How MAHA Is Changing New Motherhood
What nobody told Rebecca Villasana-Espinoza about becoming a mother was how it could turn the banalities of day-to-day life into boogeymen, creating all these new possible threats that lurked in the aisles of the grocery store, or in a misstep at the pediatrician's office. Having a newborn was like having a colony of new anxieties implanted in her mind. Was she feeding her child right, using the right chemical-free lotions, posing the right questions to her doctor?
Social media and text exchanges about vaccine skepticism combined to sharpen that angst. Ms. Villasana-Espinoza, 29, who lives in the Atlanta area and has a 1-year-old daughter, did not bargain for becoming a mother while, all around her, people were embracing medical skepticism with new ferocity.
Ms. Villasana-Espinoza was recently at a church dinner, a weekly event in which families pay $5 and bring their children for boisterous meals with big portions of pasta or taco salad. One mother sat down at the dinner table and brought out her own glass bottle of raw milk. Ms. Villasana-Espinoza, who had grown up in a rural area and had gotten sick several times from drinking raw milk, was taken aback. Her church leans conservative, but its members have fairly conventional views on health. The raw milk seemed to her like a dog whistle for 'Make America Healthy Again' — the slogan and ethos that is now also a presidential commission led by Health Secretary Robert F. Kennedy Jr.
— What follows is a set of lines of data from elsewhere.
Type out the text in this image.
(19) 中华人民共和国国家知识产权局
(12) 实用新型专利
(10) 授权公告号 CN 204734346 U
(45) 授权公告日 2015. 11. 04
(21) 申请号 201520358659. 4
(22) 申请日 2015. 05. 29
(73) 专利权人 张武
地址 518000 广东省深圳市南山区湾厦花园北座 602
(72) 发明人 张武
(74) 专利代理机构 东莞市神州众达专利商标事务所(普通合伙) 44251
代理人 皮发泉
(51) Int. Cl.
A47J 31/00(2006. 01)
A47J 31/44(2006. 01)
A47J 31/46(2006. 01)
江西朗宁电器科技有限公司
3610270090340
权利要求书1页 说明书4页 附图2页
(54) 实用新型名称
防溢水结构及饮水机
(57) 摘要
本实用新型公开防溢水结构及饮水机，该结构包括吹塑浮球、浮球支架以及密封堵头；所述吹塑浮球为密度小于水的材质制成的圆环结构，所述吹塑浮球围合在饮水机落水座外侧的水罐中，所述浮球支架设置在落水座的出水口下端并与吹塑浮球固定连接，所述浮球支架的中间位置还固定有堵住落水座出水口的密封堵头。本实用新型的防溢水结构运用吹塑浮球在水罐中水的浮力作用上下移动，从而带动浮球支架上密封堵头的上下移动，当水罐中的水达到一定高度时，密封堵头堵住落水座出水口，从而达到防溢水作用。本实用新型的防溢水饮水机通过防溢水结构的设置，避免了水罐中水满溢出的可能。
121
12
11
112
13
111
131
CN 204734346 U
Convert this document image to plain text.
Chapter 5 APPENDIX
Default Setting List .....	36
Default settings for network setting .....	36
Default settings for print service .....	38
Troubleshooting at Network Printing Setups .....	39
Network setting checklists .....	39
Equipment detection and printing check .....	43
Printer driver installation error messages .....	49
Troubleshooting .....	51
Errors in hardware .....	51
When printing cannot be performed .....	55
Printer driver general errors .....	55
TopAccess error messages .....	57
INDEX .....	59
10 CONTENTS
In the car ride home, Ms. Villasana-Espinoza and her husband discussed the raw milk moment, and whether that family was likely to be vaccinated.
'The Venn diagram of people who drink raw milk and people who think vaccines are bad for you is basically a circle,' Ms. Villasana-Espinoza recalled saying.
Becoming a mother now means confronting a grab bag of voices — on phone screens and on Reddit, but also at school pickup and church — that are critical of the medical establishment, including people skeptical about vaccines and fanatic about drinking raw milk. Doctors say that during the Covid-19 pandemic, large pockets of people, especially parents, lost trust in experts and started doing research into unconventional and discredited ways of caring for themselves.